Hia,
I’ve been looking at ways to scale parameter inference in dynamical systems, both brute force (courtesy of MPI & threading) and through approximations. One promising approach is that of gradient matching with a gaussian process (GP) fit to data.
Recently Wenk et al. (2018) gave a thorough treatment of this approach in enough detail that I felt comfortable trying to implement it in Stan. Their paper can be found here: https://arxiv.org/pdf/1804.04378.pdf and their source code in Python here: https://github.com/wenkph/FGPGM.

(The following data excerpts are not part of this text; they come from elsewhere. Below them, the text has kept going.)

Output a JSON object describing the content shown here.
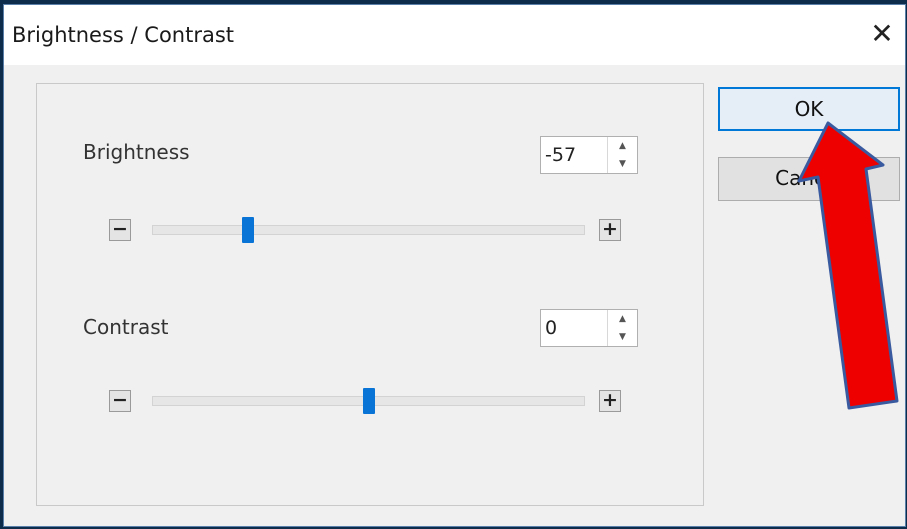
{
  "dialog": {
    "title": "Brightness / Contrast",
    "close_glyph": "✕"
  },
  "brightness": {
    "label": "Brightness",
    "value": "-57",
    "minus": "−",
    "plus": "+",
    "slider_fraction": 0.22
  },
  "contrast": {
    "label": "Contrast",
    "value": "0",
    "minus": "−",
    "plus": "+",
    "slider_fraction": 0.5
  },
  "buttons": {
    "ok": "OK",
    "cancel": "Cancel"
  },
  "annotation": {
    "color": "#ee0000",
    "outline": "#3a5aa0"
  }
}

The gist of the idea is that instead of comparing data (y) to the true states (x) of a dynamical system generated by the model parameters (\theta), we first fit a GP to the data (f(x, \phi)) and compare the gradients of the optimised GP function (\dot{x}|\phi) against the gradients generated by dynamical system for a given state (\dot{x}|\theta). This sidesteps the need to integrate the entire system which becomes prohibitive with an increasing number of states (S) or samples (N), as might occur in hierarchical modelling where different instances of a system share hyperparameters. A derivation of the full likelihood is given on pg. 9. [note: any bastardisation of notation and syntax is my own.]
Implementing this in Stan was fun (in a twisted sort of way) but resulted in a moderately complicated model that doesn’t work. Below is an example of the lynx-hare system from @Bob_Carpenter 's case study. For S = 2 and N =100, 2000 iterations take about 20mins for four chains but gives n_{eff} = 2, \hat{R} > 50,000 and unhelpfully wide posterior intervals. The authors on the other hand report correct inference in about 50mins with a single Gibbs chain (which I was dubious about, hence Stan).
If anyone is game to look over the model, I’d really appreciate having any obvious mistakes I’ve probably made pointed out. Alternatively, if someone is in a better position to comment on the validity of this approach it’d be great to know if I’m barking up the wrong tree.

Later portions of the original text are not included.